Alternative: Inoreader

Github user romaintb mentioned an alternative service, inoreader.

Inoreader hits the same notes the Feedly does in terms of platform support. All I really care about is having a free Android app and a web service and those both look good even if there isn’t the same client diversity Feedly offers (yet?).

More importantly, however, the API seems a bit more sane. I was able to register an application and then login with a standard Inoreader account (not using OAuth account, I tried). There’s still a rate limit, but it’s 10,000 requests a day for one part of the API and 50,000 a day for another (so basically 240x the API calls although it’s per application instead of per user). That’s still a limit, but it’s a lot more relaxed and I can request an increase if it becomes necessary (haven’t looked into this yet, but there’s a link for it).

The sane(r) API and the elimination of the developer token 3 month expiration is a pretty compelling reason to switch to researching inoreader.

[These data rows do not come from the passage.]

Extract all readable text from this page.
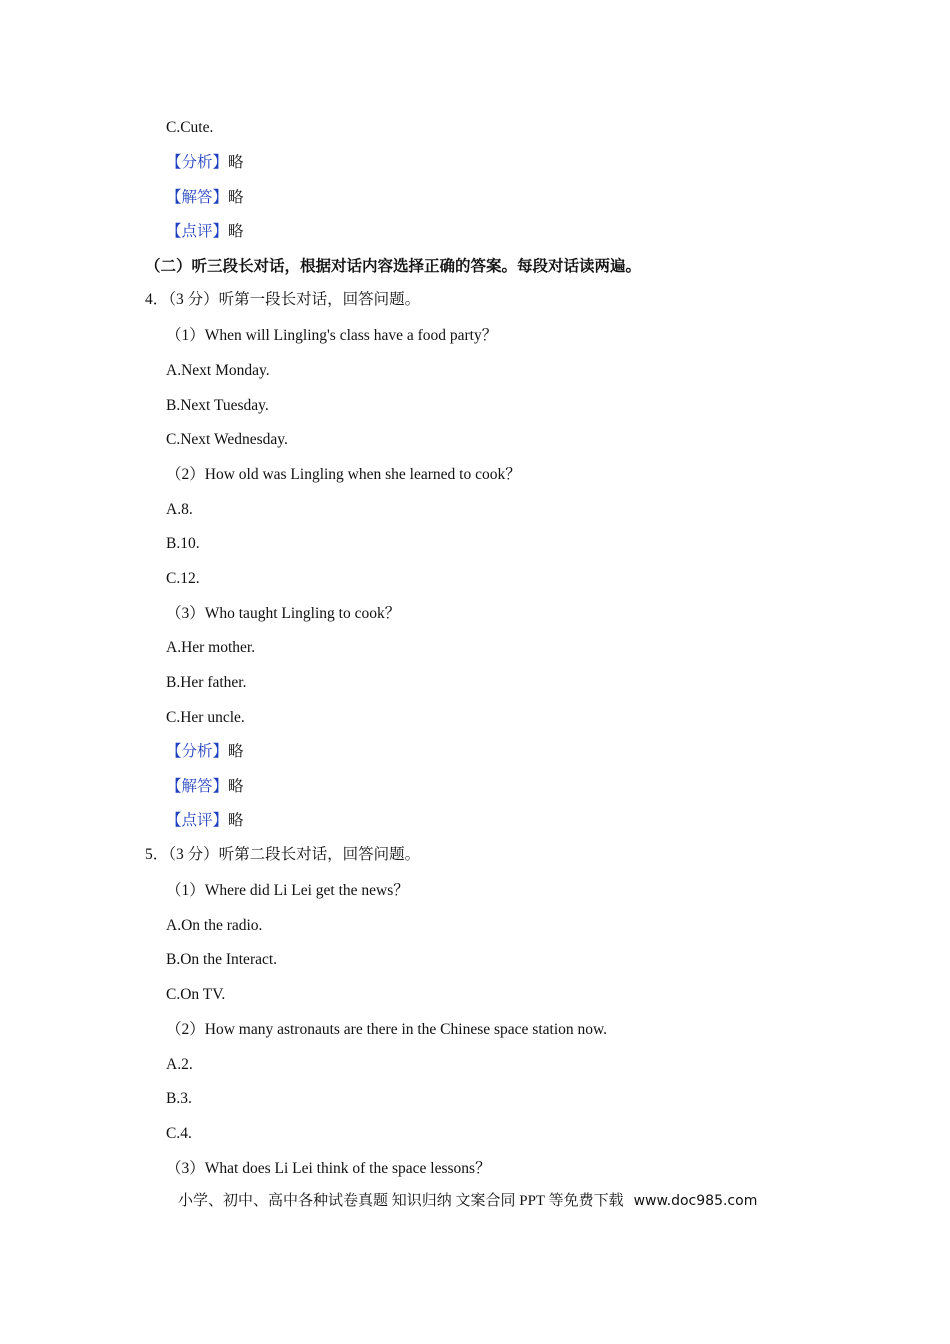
C.Cute.
【分析】略
【解答】略
【点评】略
（二）听三段长对话，根据对话内容选择正确的答案。每段对话读两遍。
4．（3 分）听第一段长对话，回答问题。
（1）When will Lingling's class have a food party？
A.Next Monday.
B.Next Tuesday.
C.Next Wednesday.
（2）How old was Lingling when she learned to cook？
A.8.
B.10.
C.12.
（3）Who taught Lingling to cook？
A.Her mother.
B.Her father.
C.Her uncle.
【分析】略
【解答】略
【点评】略
5．（3 分）听第二段长对话，回答问题。
（1）Where did Li Lei get the news？
A.On the radio.
B.On the Interact.
C.On TV.
（2）How many astronauts are there in the Chinese space station now.
A.2.
B.3.
C.4.
（3）What does Li Lei think of the space lessons？
小学、初中、高中各种试卷真题 知识归纳 文案合同 PPT 等免费下载 www.doc985.com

Alternative: The Old Reader

A commenter on this site put me on to The Old Reader too. I chose to pursue Inoreader based on the web interface, but The Old Reader might also be an option but I haven’t really delved into the API. It seems like everyone is mimicking the old Google Reader API (as unofficial as it was) so it might be trivial to do both.

Let’s not get ahead of ourselves however.

curses 0.9.3

Another bugfix release.

  • Fix hang when scrolling between feeds when a daemon is misbehaving or slow
  • Fix handling of “invalid” multi-byte characters, which exhibited symptoms like breaking line wrapping and other graphical weirdness
  • Fix borders (:set taglist.border True) and their color
  • Fix :color command being hidden from help

A few minor fixes. The big one is obviously the hang, which is an odd one. Multiple NEWTAG responses were being generated and if that happened early in canto-curses startup it would cause tags to be duplicated, which confused the taglist logic. That shouldn’t happen, but this was apparently reproducible on some machines.

The “invalid” multi-byte characters have been an annoyance for a while too. If you’ve ever had certain items that you’ve scrolled past that seem to break the interface, then this is probably the cause.

I’ve also updated the apt repos already, and expanded the Ubuntu build to include the forthcoming Vivid release.